A cluster study process—a form of batch processing—could also fix another key problem. North Carolina regulators said that witness Freeman “explained that when larger network upgrades are triggered by an interconnection request, the serial study process results in large upgrade costs being assigned to one project even though it is extremely unlikely that a single project could absorb such significant cost.”
The current approach of serial processing “will result in paralysis in certain areas,” the regulators wrote, “as project after project will be forced to withdraw from the queue.” In cluster processing, those costs could be assigned to a set of projects that would all benefit from the upgrade.
Duke Energy Carolinas said in a 2019 stakeholder presentation that “2019 interconnections [were] lower than expected in 2018 IRP.” Interconnection delays in North Carolina will slow the state’s pace of solar installation, the Southern Alliance for Clean Energy has projected, as shown in the graph at right (showing utility-scale solar in blue).
Improvements
Some improvements in Duke’s queue reform plan recommended by solar developers were to conduct more than one cluster study process per year, reduce the time limits for various stages of each study, reduce deposit amounts, and eliminate a provision that would favor Duke-owned projects that Duke has selected in a resource plan.
Developers also recommended that Duke promptly complete interconnection reviews for third-party owned renewable generating facilities, to meet the timeframe set by state law. Given the expected step-down in the federal investment tax credit, and the state law’s cap on power purchase agreement (PPA) prices at the avoided cost rate, a delay “could wholly obstruct the achievement of the renewable procurement target established in House Bill 589,” they said.
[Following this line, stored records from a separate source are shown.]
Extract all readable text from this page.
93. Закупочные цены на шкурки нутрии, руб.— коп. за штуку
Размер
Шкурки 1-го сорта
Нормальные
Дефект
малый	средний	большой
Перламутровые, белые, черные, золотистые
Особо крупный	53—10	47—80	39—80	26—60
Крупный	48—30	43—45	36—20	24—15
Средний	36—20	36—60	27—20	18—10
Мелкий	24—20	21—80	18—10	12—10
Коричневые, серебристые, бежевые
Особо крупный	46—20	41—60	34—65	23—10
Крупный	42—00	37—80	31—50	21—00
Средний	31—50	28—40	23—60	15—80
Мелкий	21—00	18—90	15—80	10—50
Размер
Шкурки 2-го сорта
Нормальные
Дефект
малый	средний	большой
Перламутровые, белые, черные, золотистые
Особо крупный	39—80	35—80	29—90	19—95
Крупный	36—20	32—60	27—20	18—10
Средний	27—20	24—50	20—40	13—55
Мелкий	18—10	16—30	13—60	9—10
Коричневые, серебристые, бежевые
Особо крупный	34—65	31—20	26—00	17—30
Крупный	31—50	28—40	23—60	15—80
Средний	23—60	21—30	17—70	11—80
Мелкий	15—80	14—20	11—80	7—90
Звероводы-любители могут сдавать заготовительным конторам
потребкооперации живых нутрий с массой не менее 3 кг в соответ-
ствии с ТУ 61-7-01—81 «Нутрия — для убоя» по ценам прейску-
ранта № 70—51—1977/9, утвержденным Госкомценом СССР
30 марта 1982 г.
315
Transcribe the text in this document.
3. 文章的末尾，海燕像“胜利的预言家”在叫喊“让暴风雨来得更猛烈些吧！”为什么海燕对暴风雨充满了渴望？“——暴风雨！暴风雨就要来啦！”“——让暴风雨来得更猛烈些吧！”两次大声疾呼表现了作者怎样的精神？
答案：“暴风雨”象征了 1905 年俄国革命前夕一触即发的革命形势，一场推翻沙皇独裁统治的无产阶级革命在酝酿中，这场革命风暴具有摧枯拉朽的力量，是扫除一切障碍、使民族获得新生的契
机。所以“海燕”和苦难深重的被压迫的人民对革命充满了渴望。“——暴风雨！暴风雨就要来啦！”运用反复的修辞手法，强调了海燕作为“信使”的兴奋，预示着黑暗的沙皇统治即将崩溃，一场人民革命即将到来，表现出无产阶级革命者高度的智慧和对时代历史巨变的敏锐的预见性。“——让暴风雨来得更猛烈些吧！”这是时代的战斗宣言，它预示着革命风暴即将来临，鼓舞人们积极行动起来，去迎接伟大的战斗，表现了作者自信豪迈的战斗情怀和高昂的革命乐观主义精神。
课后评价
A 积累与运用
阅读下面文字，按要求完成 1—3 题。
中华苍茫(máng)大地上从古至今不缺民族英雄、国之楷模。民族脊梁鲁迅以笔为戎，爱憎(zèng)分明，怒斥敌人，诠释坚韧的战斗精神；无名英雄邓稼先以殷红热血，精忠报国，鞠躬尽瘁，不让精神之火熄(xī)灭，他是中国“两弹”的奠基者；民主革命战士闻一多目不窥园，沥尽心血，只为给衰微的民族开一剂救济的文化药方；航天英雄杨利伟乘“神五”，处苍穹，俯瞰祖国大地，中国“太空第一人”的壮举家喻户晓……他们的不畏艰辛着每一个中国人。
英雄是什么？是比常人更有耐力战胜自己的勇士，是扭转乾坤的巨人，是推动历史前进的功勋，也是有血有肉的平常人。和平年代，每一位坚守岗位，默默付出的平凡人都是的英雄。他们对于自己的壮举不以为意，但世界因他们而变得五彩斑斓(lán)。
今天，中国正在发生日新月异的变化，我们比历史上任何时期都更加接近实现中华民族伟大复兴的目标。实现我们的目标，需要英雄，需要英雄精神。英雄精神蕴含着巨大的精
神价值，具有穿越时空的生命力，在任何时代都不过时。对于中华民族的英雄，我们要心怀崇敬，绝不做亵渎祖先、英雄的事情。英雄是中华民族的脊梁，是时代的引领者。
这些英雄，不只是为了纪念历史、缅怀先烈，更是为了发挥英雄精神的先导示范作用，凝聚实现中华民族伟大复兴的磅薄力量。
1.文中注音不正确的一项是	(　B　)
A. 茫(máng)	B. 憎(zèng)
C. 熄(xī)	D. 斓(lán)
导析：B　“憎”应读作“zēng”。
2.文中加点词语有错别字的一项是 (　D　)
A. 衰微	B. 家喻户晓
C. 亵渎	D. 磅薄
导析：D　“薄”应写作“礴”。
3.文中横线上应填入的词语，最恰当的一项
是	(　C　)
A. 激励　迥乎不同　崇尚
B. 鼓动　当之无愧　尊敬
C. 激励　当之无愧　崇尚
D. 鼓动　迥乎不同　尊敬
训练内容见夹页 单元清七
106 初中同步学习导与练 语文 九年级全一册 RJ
The solar developers also flagged “huge bills for cost overruns relating to construction of interconnection facilities and network upgrades,” which have been documented in “numerous complaints against Duke.” The developers said they had provided Duke a “reasonable cost control and cost bounding proposal … that Duke is in the process of considering,” and noted that Duke has “demonstrated a willingness to work constructively” with stakeholders, adding that they looked forward to further collaboration.
PJM’s approach
The PJM grid region, which extends into a portion of North Carolina, last year published a planned timeline for batch processing of interconnection applications, showing construction beginning two years from the middle of each six-month queue window:
Solar developers made their comments on Duke’s proposed queue reform plan in a joint filing by the North Carolina Clean Energy Business Alliance, and the 375-member North Carolina Sustainable Energy Association. The filing also details the two groups’ involvement in Duke’s stakeholder process.
Duke Energy operates in North Carolina through two subsidiaries: Duke Energy Carolinas and Duke Energy Progress.